At 3.180 victims of massacres of General Rios Montt in Quiché, add that during his first 12 months in office were the next victims of massacres in other departments: in Chimaltenango, 710, in Alta Verapaz, 1.033, and only in the municipality in Rabinal, Baja Verapaz, 500. That is, not counting the other victims of massacres in other parts of the country and of the victims of disappearances and extrajudicial execution, we can attribute to General Efrain Rios Montt, only in the first 12 months of his rule, the responsibility of having massacred 5.423 Achi, Kekchi, Quiche and Cakchiquel.
During that period, General Efrain Rios Montt had command responsibility, had control de jure and de facto government and the military. His own public speeches show that he knew of the existence of these massacres and not banned, not prevented nor punished.
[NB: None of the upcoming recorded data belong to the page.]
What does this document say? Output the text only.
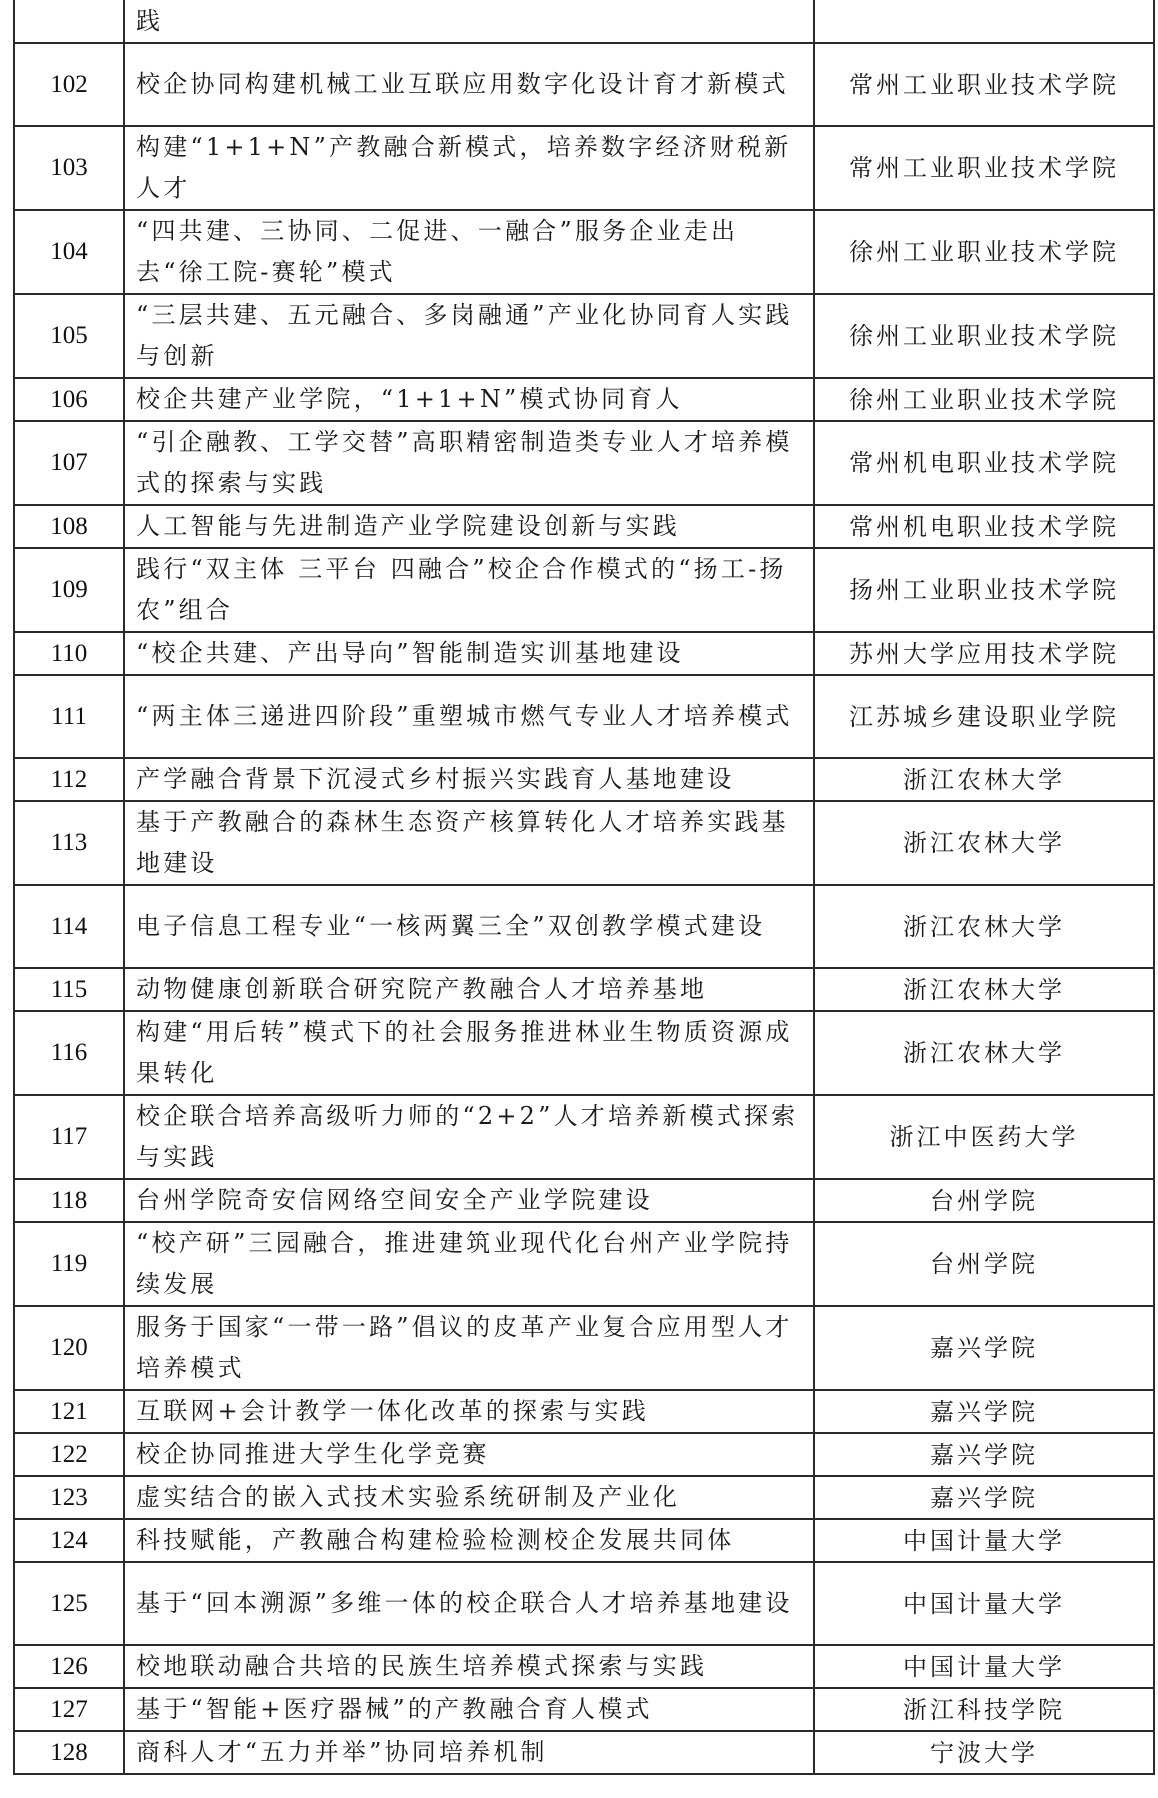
	践	
102	校企协同构建机械工业互联应用数字化设计育才新模式	常州工业职业技术学院
103	构建“1+1+N”产教融合新模式，培养数字经济财税新人才	常州工业职业技术学院
104	“四共建、三协同、二促进、一融合”服务企业走出去“徐工院-赛轮”模式	徐州工业职业技术学院
105	“三层共建、五元融合、多岗融通”产业化协同育人实践与创新	徐州工业职业技术学院
106	校企共建产业学院，“1+1+N”模式协同育人	徐州工业职业技术学院
107	“引企融教、工学交替”高职精密制造类专业人才培养模式的探索与实践	常州机电职业技术学院
108	人工智能与先进制造产业学院建设创新与实践	常州机电职业技术学院
109	践行“双主体 三平台 四融合”校企合作模式的“扬工-扬农”组合	扬州工业职业技术学院
110	“校企共建、产出导向”智能制造实训基地建设	苏州大学应用技术学院
111	“两主体三递进四阶段”重塑城市燃气专业人才培养模式	江苏城乡建设职业学院
112	产学融合背景下沉浸式乡村振兴实践育人基地建设	浙江农林大学
113	基于产教融合的森林生态资产核算转化人才培养实践基地建设	浙江农林大学
114	电子信息工程专业“一核两翼三全”双创教学模式建设	浙江农林大学
115	动物健康创新联合研究院产教融合人才培养基地	浙江农林大学
116	构建“用后转”模式下的社会服务推进林业生物质资源成果转化	浙江农林大学
117	校企联合培养高级听力师的“2+2”人才培养新模式探索与实践	浙江中医药大学
118	台州学院奇安信网络空间安全产业学院建设	台州学院
119	“校产研”三园融合，推进建筑业现代化台州产业学院持续发展	台州学院
120	服务于国家“一带一路”倡议的皮革产业复合应用型人才培养模式	嘉兴学院
121	互联网+会计教学一体化改革的探索与实践	嘉兴学院
122	校企协同推进大学生化学竞赛	嘉兴学院
123	虚实结合的嵌入式技术实验系统研制及产业化	嘉兴学院
124	科技赋能，产教融合构建检验检测校企发展共同体	中国计量大学
125	基于“回本溯源”多维一体的校企联合人才培养基地建设	中国计量大学
126	校地联动融合共培的民族生培养模式探索与实践	中国计量大学
127	基于“智能+医疗器械”的产教融合育人模式	浙江科技学院
128	商科人才“五力并举”协同培养机制	宁波大学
As the person in the country with the greatest responsibility in the military command, General Efrain Rios Montt, either as the mastermind, but if it were only for not acting to prohibit, prevent and punish, as head of state, gave green light to the massacres and genocide.
The defense has expressed opposition to that as part of the 14 tests are accepted, among them are military plans submitted by the prosecution, according to them for not being authentic. It also opposes declaring some experts, including leading analyst Hector Rosada, who participated in the peace negotiations representing the government.
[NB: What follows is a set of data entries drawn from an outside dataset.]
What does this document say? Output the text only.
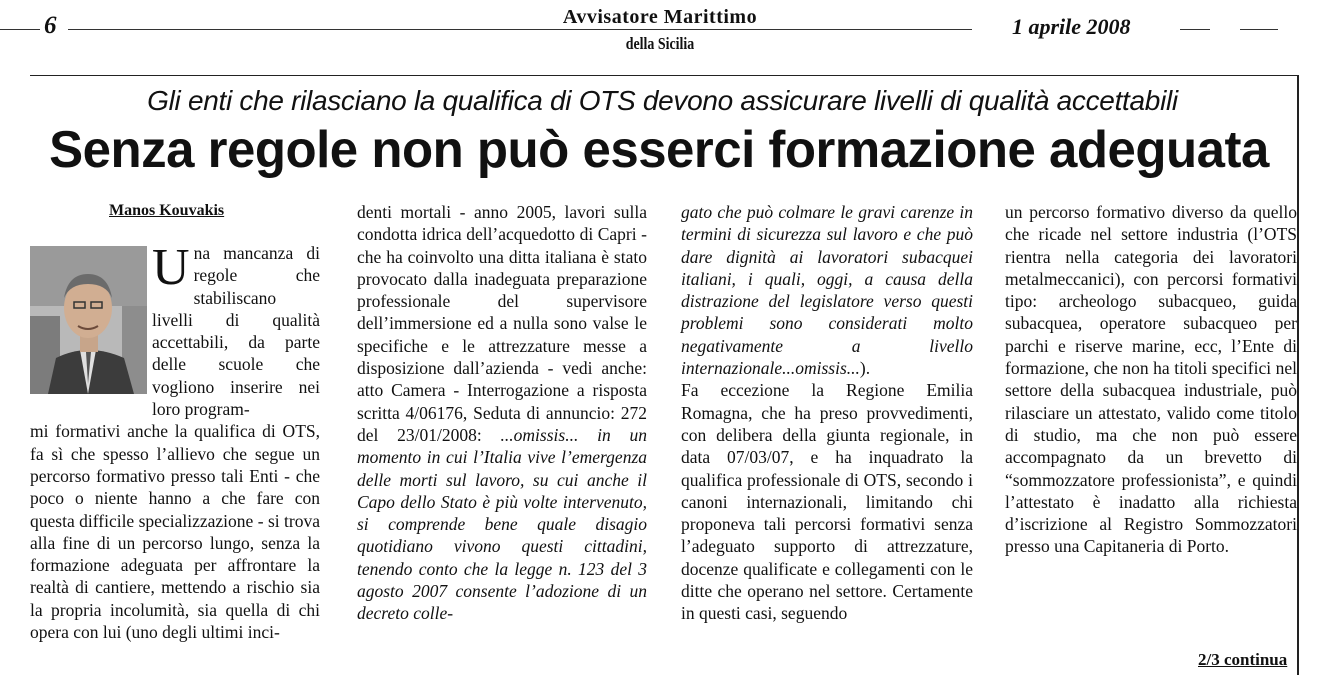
6	Avvisatore Marittimo
della Sicilia
1 aprile 2008
Gli enti che rilasciano la qualifica di OTS devono assicurare livelli di qualità accettabili
Senza regole non può esserci formazione adeguata
Manos Kouvakis
Una mancanza di regole che stabiliscano livelli di qualità accettabili, da parte delle scuole che vogliono inserire nei loro program-

mi formativi anche la qualifica di OTS, fa sì che spesso l’allievo che segue un percorso formativo presso tali Enti - che poco o niente hanno a che fare con questa difficile specializzazione - si trova alla fine di un percorso lungo, senza la formazione adeguata per affrontare la realtà di cantiere, mettendo a rischio sia la propria incolumità, sia quella di chi opera con lui (uno degli ultimi inci-

denti mortali - anno 2005, lavori sulla condotta idrica dell’acquedotto di Capri - che ha coinvolto una ditta italiana è stato provocato dalla inadeguata preparazione professionale del supervisore dell’immersione ed a nulla sono valse le specifiche e le attrezzature messe a disposizione dall’azienda - vedi anche: atto Camera - Interrogazione a risposta scritta 4/06176, Seduta di annuncio: 272 del 23/01/2008: ...omissis... in un momento in cui l’Italia vive l’emergenza delle morti sul lavoro, su cui anche il Capo dello Stato è più volte intervenuto, si comprende bene quale disagio quotidiano vivono questi cittadini, tenendo conto che la legge n. 123 del 3 agosto 2007 consente l’adozione di un decreto colle-

gato che può colmare le gravi carenze in termini di sicurezza sul lavoro e che può dare dignità ai lavoratori subacquei italiani, i quali, oggi, a causa della distrazione del legislatore verso questi problemi sono considerati molto negativamente a livello internazionale...omissis...).

Fa eccezione la Regione Emilia Romagna, che ha preso provvedimenti, con delibera della giunta regionale, in data 07/03/07, e ha inquadrato la qualifica professionale di OTS, secondo i canoni internazionali, limitando chi proponeva tali percorsi formativi senza l’adeguato supporto di attrezzature, docenze qualificate e collegamenti con le ditte che operano nel settore. Certamente in questi casi, seguendo

un percorso formativo diverso da quello che ricade nel settore industria (l’OTS rientra nella categoria dei lavoratori metalmeccanici), con percorsi formativi tipo: archeologo subacqueo, guida subacquea, operatore subacqueo per parchi e riserve marine, ecc, l’Ente di formazione, che non ha titoli specifici nel settore della subacquea industriale, può rilasciare un attestato, valido come titolo di studio, ma che non può essere accompagnato da un brevetto di “sommozzatore professionista”, e quindi l’attestato è inadatto alla richiesta d’iscrizione al Registro Sommozzatori presso una Capitaneria di Porto.

2/3 continua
The defense may question the other 986/2 test, experts, documents, etc.. But will have to face the testimonies of survivors. This judgment breaks the wall of impunity precisely because the victims have the opportunity to denounce the violence of genocide perpetrators directly and to the world.Each debate will be a new opportunity for Guatemalan society can be reconciled with his own story: that if there was genocide, yes there was intent to commit genocide and Rios Montt did have command responsibility. And not only Guatemalan society which has to be reconciled. Also President Otto Perez Molina has to reconcile with his role in the genocide as commander in Nebaj.Everyone should think about how long it would read not only the names of the more than 5,000 victims of Rios Montt, but the names of the 200,000 victims of the conflict.
* The author directs the Center for Human Rights and Peace Studies in New York, and is the author of La Masacre de Panzos.